Bringing a new product to market is one of the most costly and risky activities that any GM faces.
Voice-of-the-customer research and stage gate reviews have improved the odds of achieving success. But do they go far enough?
Three important tasks are frequently overlooked even though they offer the ability to identify weak links early on.
So, how can you overcome the odds? Arm your team with a three-step commercialization insurance policy designed to identify and assess risks.
1. Create a purchase process map
As soon as you have a design concept, create a purchase-process map—a powerful tool detailing every aspect of the buying process. Voice-of-the-customer research provides great insight into customers' needs but falls short. A successful launch requires more than a winning product. The purchase-process map drives the development of sales and marketing activities by defining what motivates customers to buy.

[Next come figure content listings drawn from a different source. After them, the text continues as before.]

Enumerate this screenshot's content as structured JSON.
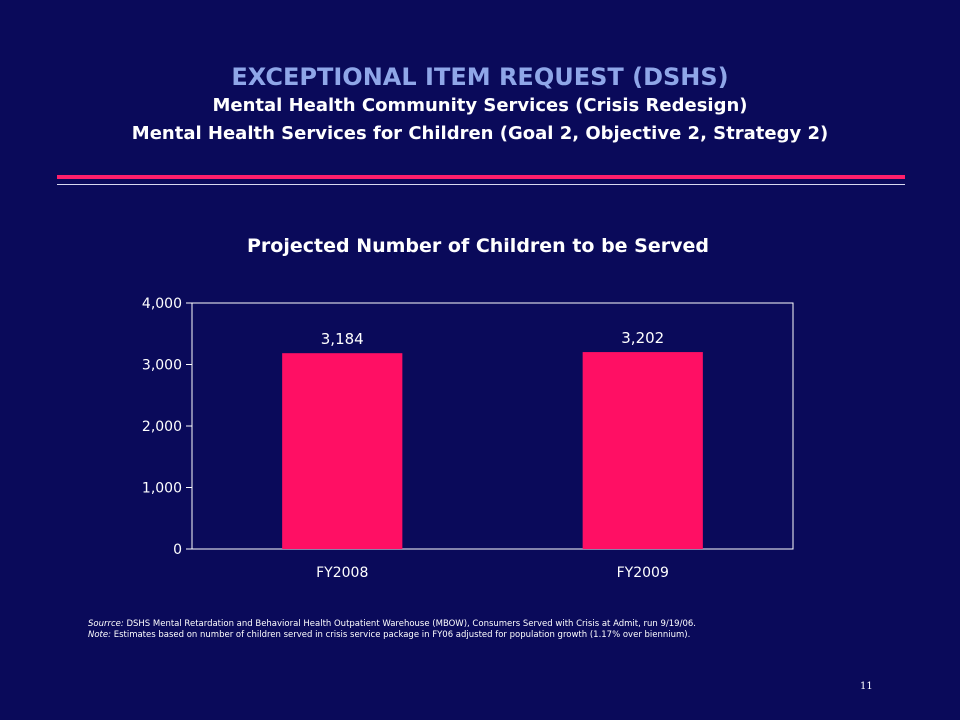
{
  "slide": {
    "title": "EXCEPTIONAL ITEM REQUEST (DSHS)",
    "subtitle_1": "Mental Health Community Services (Crisis Redesign)",
    "subtitle_2": "Mental Health Services for Children (Goal 2, Objective 2, Strategy 2)",
    "source_label": "Sourrce:",
    "source_text": " DSHS Mental Retardation and Behavioral Health Outpatient Warehouse (MBOW), Consumers Served with Crisis at Admit, run 9/19/06.",
    "note_label": "Note:",
    "note_text": " Estimates based on number of children served in crisis service package in FY06 adjusted for population growth (1.17% over biennium).",
    "page_number": "11"
  },
  "colors": {
    "background": "#0a0a5a",
    "title": "#8fa6e8",
    "accent": "#ff1f6b",
    "bar": "#ff0f64"
  },
  "chart_data": {
    "type": "bar",
    "title": "Projected Number of Children to be Served",
    "categories": [
      "FY2008",
      "FY2009"
    ],
    "values": [
      3184,
      3202
    ],
    "value_labels": [
      "3,184",
      "3,202"
    ],
    "ylim": [
      0,
      4000
    ],
    "yticks": [
      0,
      1000,
      2000,
      3000,
      4000
    ],
    "ytick_labels": [
      "0",
      "1,000",
      "2,000",
      "3,000",
      "4,000"
    ],
    "xlabel": "",
    "ylabel": "",
    "grid": false,
    "legend": "none"
  }
}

Use the purchase-process map to identify everyone involved in the sale by asking key questions: Who orders the product? Who inventories the product? Who will use the product? Who influences the decision to buy? Who controls the budget? Who will dispose of the product? Learn all the players who have the power to have an impact on your launch.
The purchase-process map is an outcome of buyer-behavior research. Many marketers make the mistake of assuming that they know the buying patterns of their customers or that similar products will be purchased by customers in the same way. To reduce risk, strategic launch decisions must be based on facts, not assumptions.